No incluyo a los padres en la categoría de rehenes, porque muchos de ellos (frutos ya, a su vez, de las primeras generaciones salidas del termismo) apoyaron, primero con votando como votaron y luego con sus discursos, las corrientes que estaban arruinando a sus hijos.
El desenlace de esta mezcla de locura, extorsión política, desvarío intelectual al pedo y romanticismo de la pelotudez desencadenó no menos de tres generaciones de argentinos sub-educados que arrastraron al país a los escalones más bajos de la escala regional de desarrollo. La Argentina, de ser el faro de avanzada de América Latina, se convirtió en uno de sus furgones de cola.
Cualquiera que haya, consciente o inconscientemente, pretendido instalar la idea de que el rigor que es imprescindible en los procesos educativos es el mismo que algún alucinado creía que tenían los militares que arrojaban gente al mar, o es un pelotudo -si lo hizo inconscientemente- o un hijo de puta, si lo hizo a propósito.
El resultado, a los efectos prácticos, es el mismo: un formidable deterioro en la formación mental de los chicos, un descenso astronómico en el concepto social del “maestro” (cuya denominación fue incluso “orgullosamente” cambiada a “trabajadores de la educación”), una caída vertical en la remuneración del sector docente (porque lo que no se valora se paga mal) y un quebranto monumental en la productividad nacional, en la tasa de emprendimientos y en el proceso de innovación y desarrollo.
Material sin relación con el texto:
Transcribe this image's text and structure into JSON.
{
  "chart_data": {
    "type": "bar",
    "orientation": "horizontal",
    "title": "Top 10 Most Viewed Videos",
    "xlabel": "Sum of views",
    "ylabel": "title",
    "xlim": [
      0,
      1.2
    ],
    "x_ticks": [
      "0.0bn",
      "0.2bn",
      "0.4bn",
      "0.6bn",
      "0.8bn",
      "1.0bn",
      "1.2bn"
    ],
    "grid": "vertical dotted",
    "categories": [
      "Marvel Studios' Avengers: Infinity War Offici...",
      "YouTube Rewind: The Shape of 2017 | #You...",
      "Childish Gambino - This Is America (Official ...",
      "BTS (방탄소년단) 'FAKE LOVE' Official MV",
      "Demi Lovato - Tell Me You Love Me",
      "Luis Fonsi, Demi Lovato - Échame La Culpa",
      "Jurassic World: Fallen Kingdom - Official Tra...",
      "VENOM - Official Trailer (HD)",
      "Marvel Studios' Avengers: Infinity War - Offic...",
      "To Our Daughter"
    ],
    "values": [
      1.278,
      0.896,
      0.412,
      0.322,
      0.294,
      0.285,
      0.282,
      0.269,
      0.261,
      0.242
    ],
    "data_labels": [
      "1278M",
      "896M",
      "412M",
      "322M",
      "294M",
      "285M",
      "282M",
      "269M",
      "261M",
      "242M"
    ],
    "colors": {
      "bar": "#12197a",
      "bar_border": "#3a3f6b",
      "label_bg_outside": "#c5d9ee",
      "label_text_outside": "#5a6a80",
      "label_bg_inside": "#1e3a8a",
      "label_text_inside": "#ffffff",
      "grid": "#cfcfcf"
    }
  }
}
Viendo estas consecuencias es muy difícil no sospechar (como mínimo) de la existencia de un plan diseñado premeditadamente para conseguir los objetivos que se consiguieron, esto es, un formidable descenso en el nivel de auto estima nacional y un aflojamiento en el músculo de resiliencia que “fabricó” un pueblo blando (que no debe confundirse con una sociedad agresiva y violenta) siempre lista para obedecer los gritos y los bandos de un par de bravucones.
El nivel de reversión que la Argentina debe emprender en las políticas y, sobre todo, en las filosofías educativas, es de tal magnitud que, tranquilamente, rivalizan con aquel que debe emprender en los terrenos económico, social y político.
Desandar el camino del romanticismo pelotudo y zambullirse de lleno en el rigor científico que debe tener la tarea de educar a un chico va a costar jirones de vestiduras antiguas que, paradójicamente, quieren venderse como muy “cool” y “modernas”.
Está visto dónde nos trajo el “modernismo” y el “coolismo”. Es hora de volver a las fuentes y entender que sí, el ingreso de los chicos en el sistema escolar, implica entrar a un mundo de obligaciones, de cumplimientos, de recompensas y castigos, de diferencias según sean las actitudes que cada uno tenga, y de logros basados en el esfuerzo y la dedicación, en donde el diferente grado de esfuerzo y dedicación se reflejará en la altura de los logros… casi igual a lo que luego ocurrirá en la vida.
Padres e hijos deben entender que para esas “crueldades” que esperan en la vida adulta es mejor estar preparado con un espíritu entrenado en el rigor escolar. Y los maestros deberán entender que la misión que libremente eligieron en la vida (porque se supone que nadie los obligó a ser maestros) supera en mucho el de un simple trabajo.
Ninguna de las normas del derecho laboral que regulan otras actividades (como la huelga) podrá aplicarse nunca en igualdad de condiciones a la tarea de enseñar que tiene un maestro: sería como decirle a un médico que su derecho a reclamar está por encima de la vida que debe salvar.
Con un agregado más: lo más seguro es que un país fundado en la creencia de que la escuela y el colegio deben ser rigurosos (así como el laboratorista lo debe ser cuando mide el nivel de azúcar en sangre de un paciente) seguramente generará una sociedad de tal nivel de afluencia y prosperidad que los ingresos de los maestros y profesores tendrán la dignidad que merecen aquellos que construyen los cimientos de la obra que luego disfrutan todos, incluidos, claro está, ellos mismos.